# Epic 7: Data Processing and API Logic for Threatened Plant Index Visualization

Name: Zihan

### Step 1: Load and Preprocess Data 📂
This cell establishes the **data foundation** for our backend service.

1.  **Import Libraries**: We import `pandas` for general data processing, `geopandas` for handling geospatial data, and the key tool `shapely.wkt`.
2.  **Load Data**:
    * `Table14_TSX_Table_VIC_version4.csv` is loaded into a standard pandas DataFrame (`df_tsx`), containing the index values for all states over the years.
    * `Table15_StateShapeTable.csv` is also loaded, containing the state boundary information needed for map drawing.
3.  **Core Transformation**: The most critical step is `gpd.GeoDataFrame(...)`. It uses `shapely.wkt.loads` to convert the `MULTIPOLYGON` strings stored as plain text in the CSV file into **actual geometric objects** that `geopandas` can understand and plot. This upgrades a regular DataFrame into a powerful `GeoDataFrame` (`gdf_states`).
4.  **Validation**: The final `print` statements check if the data is loaded correctly and make us aware that the lists of states in `TSX Data` and `Shape Data` are slightly different, helping us understand the data coverage.

In [None]:
import pandas as pd
import geopandas as gpd
from shapely import wkt # Used to convert strings back to geometry objects

# --- 1. Load and Preprocess Data ---

# Load time series data
df_tsx = pd.read_csv('Table14_TSX_Table_VIC_version4.csv')

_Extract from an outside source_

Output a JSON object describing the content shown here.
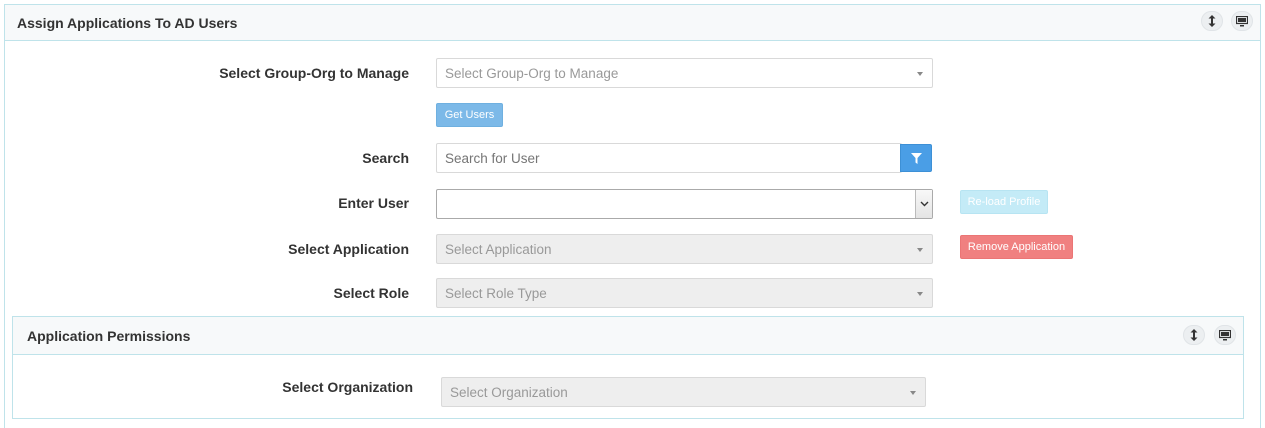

# Load geographic shape data
df_shapes = pd.read_csv('Table15_StateShapeTable.csv')

# Convert WKT (Well-Known Text) strings from CSV into real geometry objects
# This is the key step that turns a pandas DataFrame into a GeoDataFrame
df_shapes['geometry'] = df_shapes['geometry'].apply(wkt.loads)
gdf_states = gpd.GeoDataFrame(df_shapes, geometry='geometry')

# Check the data
print("TSX Data Head:")
display(df_tsx.head())
print("\nGeoDataFrame Head:")
display(gdf_states.head())
print(f"\nAvailable states in TSX data: {df_tsx['state'].unique()}")
print(f"Available states in Shape data: {gdf_states['state'].unique()}")

TSX Data Head:


Unnamed: 0,year,index_value,value_type,annual_mean_temp,annual_precip_sum,annual_radiation_sum,state
0,2000,1.0,Historical,14.75799,615.8,5848.04,Victoria
1,2001,0.851265,Historical,14.526712,564.2,5662.22,Victoria
2,2002,0.738937,Historical,14.698013,432.4,5789.7603,Victoria
3,2003,0.728083,Historical,14.443562,571.0,5895.1,Victoria
4,2004,0.647233,Historical,14.277344,621.2,5806.97,Victoria



GeoDataFrame Head:


Unnamed: 0,state,geometry
0,New South Wales,"MULTIPOLYGON (((-31.509 159.062, -31.509 159.0..."
1,Victoria,"MULTIPOLYGON (((-39.158 146.293, -39.157 146.2..."
2,Queensland,"MULTIPOLYGON (((-10.683 142.531, -10.682 142.5..."
3,South Australia,"MULTIPOLYGON (((-38.063 140.66, -38.062 140.66..."
4,Western Australia,"MULTIPOLYGON (((-35.191 117.87, -35.191 117.87..."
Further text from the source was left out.